The model might misinterpret the word "capitol" (a building) instead of "capital" (a city) and give an irrelevant answer, or confuse it with another location.

---

#### Method to Improve Robustness

- Use adversarial training: expose the model to misspellings, homonyms, and tricky prompts during training.
- Implement spelling/grammar normalization before processing user queries.
- Add validation layers to detect when the question is ambiguous and request clarification.

---

#### Three Tricky Prompts for Robustness Testing

1. "What’s the capital of the country where Mount Fuji is located?"
2. "Which city is both the capital of England and home to Big Ben?"
3. "Name the capital of the country whose flag is red and white with a maple leaf."

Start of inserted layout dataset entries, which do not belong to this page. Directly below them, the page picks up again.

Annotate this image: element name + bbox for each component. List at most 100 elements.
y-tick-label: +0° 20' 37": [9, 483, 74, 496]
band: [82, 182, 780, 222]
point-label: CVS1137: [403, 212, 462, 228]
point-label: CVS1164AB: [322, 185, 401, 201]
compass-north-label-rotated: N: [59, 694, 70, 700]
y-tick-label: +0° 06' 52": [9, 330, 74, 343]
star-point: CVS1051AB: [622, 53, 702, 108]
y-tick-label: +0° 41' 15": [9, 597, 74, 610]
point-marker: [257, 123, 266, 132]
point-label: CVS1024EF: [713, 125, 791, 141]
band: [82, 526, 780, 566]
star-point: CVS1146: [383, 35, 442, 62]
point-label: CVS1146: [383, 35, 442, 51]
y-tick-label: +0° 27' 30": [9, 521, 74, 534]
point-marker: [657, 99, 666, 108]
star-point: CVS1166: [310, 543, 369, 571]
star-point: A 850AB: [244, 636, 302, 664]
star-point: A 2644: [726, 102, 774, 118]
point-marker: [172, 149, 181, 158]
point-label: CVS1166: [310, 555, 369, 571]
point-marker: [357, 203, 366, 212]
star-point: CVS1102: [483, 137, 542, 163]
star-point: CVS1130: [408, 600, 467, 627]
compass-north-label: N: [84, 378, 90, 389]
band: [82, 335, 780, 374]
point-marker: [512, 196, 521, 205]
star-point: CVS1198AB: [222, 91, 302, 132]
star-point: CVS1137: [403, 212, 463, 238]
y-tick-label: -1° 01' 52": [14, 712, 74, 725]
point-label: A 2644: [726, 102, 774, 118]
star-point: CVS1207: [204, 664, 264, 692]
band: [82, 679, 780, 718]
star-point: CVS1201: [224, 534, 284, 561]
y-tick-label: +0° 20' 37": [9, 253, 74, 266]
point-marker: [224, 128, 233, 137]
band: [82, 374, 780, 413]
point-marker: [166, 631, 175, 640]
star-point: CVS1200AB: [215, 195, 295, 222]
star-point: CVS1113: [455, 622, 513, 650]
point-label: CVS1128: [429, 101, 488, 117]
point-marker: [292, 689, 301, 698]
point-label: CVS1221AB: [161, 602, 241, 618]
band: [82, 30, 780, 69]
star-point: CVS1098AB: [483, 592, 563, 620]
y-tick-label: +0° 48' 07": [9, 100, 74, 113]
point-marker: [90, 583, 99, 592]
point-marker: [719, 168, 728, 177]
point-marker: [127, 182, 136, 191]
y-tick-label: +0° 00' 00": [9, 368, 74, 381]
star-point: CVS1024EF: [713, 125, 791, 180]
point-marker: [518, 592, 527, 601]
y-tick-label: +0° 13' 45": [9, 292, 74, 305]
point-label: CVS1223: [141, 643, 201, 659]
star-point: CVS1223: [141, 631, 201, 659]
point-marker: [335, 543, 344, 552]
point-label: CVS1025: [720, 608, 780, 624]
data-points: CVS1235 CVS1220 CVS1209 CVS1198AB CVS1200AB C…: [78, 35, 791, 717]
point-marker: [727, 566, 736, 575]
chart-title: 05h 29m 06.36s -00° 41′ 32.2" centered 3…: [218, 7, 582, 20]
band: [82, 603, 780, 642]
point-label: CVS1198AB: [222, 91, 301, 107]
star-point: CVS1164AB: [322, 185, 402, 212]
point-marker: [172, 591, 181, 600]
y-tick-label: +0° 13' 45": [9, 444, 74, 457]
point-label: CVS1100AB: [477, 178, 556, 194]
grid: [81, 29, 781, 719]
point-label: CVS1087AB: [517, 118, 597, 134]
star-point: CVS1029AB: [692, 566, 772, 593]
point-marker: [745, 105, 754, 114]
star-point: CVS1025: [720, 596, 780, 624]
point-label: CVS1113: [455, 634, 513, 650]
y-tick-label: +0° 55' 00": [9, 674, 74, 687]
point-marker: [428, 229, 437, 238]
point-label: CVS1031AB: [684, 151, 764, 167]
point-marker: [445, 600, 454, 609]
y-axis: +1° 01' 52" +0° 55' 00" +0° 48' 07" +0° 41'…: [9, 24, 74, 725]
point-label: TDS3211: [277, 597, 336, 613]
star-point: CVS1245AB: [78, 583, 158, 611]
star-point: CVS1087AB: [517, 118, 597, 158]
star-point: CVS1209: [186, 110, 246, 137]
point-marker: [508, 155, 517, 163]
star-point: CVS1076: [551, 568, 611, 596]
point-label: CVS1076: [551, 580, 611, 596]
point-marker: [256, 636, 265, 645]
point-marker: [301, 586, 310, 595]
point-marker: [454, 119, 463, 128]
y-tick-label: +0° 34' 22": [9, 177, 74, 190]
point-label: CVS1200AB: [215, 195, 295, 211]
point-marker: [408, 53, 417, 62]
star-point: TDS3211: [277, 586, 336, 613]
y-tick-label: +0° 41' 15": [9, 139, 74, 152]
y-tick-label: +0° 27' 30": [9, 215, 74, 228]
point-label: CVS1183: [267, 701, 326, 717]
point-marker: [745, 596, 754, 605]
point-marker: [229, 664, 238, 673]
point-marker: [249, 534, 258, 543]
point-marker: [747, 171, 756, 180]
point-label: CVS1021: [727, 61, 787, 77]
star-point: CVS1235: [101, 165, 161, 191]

*(Answers expected: Tokyo, London, Ottawa)*

### 6. Comparative Analysis of Evaluation Methods

#### Chosen NLP Task
**Text Summarization**

Summarization requires capturing the key meaning of the original text rather than exact wording. Therefore, metrics that focus only on word overlap may be insufficient.

### Comparison of Metrics

| Metric       | Measures                    | Strengths                                  | Weaknesses                                      |
|--------------|-----------------------------|--------------------------------------------|------------------------------------------------|
| **BLEU**     | n-gram precision            | Good for translation; easy to compute      | Ignores meaning; bad for paraphrasing          |
| **ROUGE**    | n-gram recall & overlap     | Good for summarization; measures coverage  | Surface-level; does not capture semantic similarity |
| **BERTScore**| Semantic similarity (contextual embeddings) | Captures meaning, synonyms, context        | Slower; requires large models                   |
| **Human Eval**| Fluency, relevance, coherence| Best for nuanced judgment                  | Time-consuming, subjective, not scalable        |

#### Conclusion

For text summarization, ROUGE is widely used because it measures how much important content from the reference appears in the summary (recall).  
However, it fails to capture semantic meaning when synonyms or paraphrases are used.

BERTScore is more appropriate when we want to evaluate meaning rather than exact word matches, especially for creative or abstractive summaries.  
In practice, a combination of ROUGE (for coverage) and BERTScore or human evaluation (for quality and fluency) provides the most reliable assessment.